What Child Is This?

 

It was the middle of the night. The bars had just closed. I arrived at the scene of a single-car accident. A car had a hit a telephone pole with such impact that the telephone pole was completely obliterated and was lying horizontal on the ground. The car was resting on its roof. The lights from my patrol car intermittently shined on the vehicle, and I could hear emergency vehicle sirens on their way.

The female driver was thrown from the vehicle. It was apparent that she had been drinking. I could smell intoxicants on her breath as she lay motionless—actually sleeping—on the ground nearby. I attempted to talk with her, but she was so drunk she didn’t even know she had been in an accident.

As the ambulance neared, I looked at the mangled vehicle, thinking how lucky the woman was to be alive. I don’t know what it was, but something drew my eyes to the vehicle’s interior, just as the patrol car lights lit up the scene like a strobe. I saw a little boy—standing erect, his feet firmly planted on the interior of the upside-down roof! Amazed, I blinked my eyes to focus. He was only about three feet tall, probably about four years old. Each time the light shined on the car, I saw him.

I ran to the car and searched for a large enough opening so I could reach him with my arms. He didn’t seem to know I was there. He was in shock. He just stood straight up, like a soldier at attention. He was sniffling and quietly moaning, as if he had been taught not to cry. His left arm looked broken and limp as he held it.

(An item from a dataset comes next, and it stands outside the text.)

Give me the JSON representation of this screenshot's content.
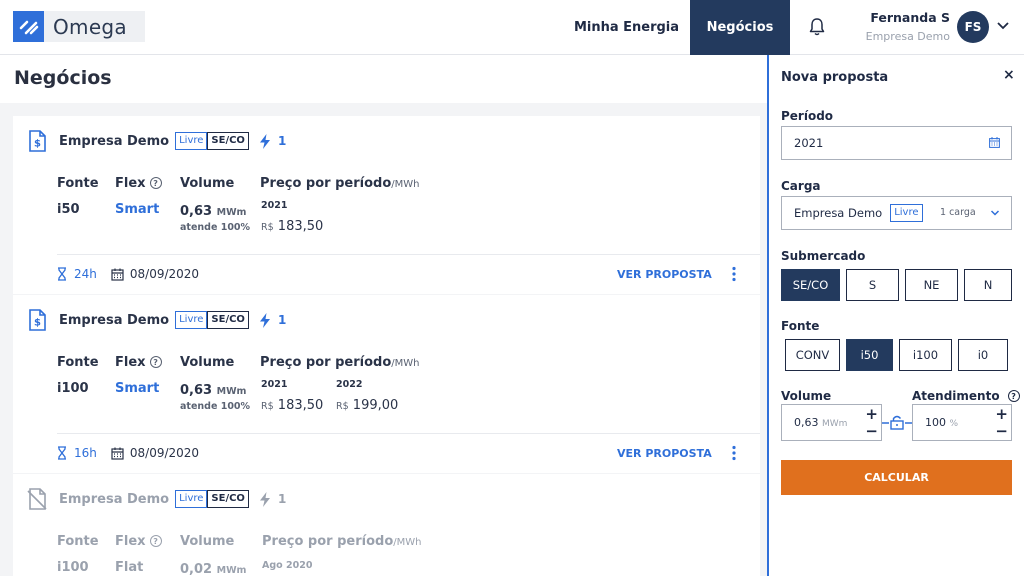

I reached through a crumpled window and carefully lifted the boy. Wonderingly, I took him out of the vehicle and cradled him in my arms, as though he were my own son. I gave him a teddy bear that I carry in the patrol car and said, “There now, everything will be all right.” He clutched the stuffed animal with his right arm, as though he would never let it go.

After inspecting the scene, I couldn’t figure out where the boy had come from. How did he survive the accident? The car was hardly recognizable. How could I have missed him inside that mangled mess? There was no blood on him. Was he thrown from the vehicle and then walked back in? Or did he end up in a seat and then extricate himself?

There is nothing terribly more significant about this incident, except that I will never forget the vision of him standing inside that car, alone, hurt, and confused.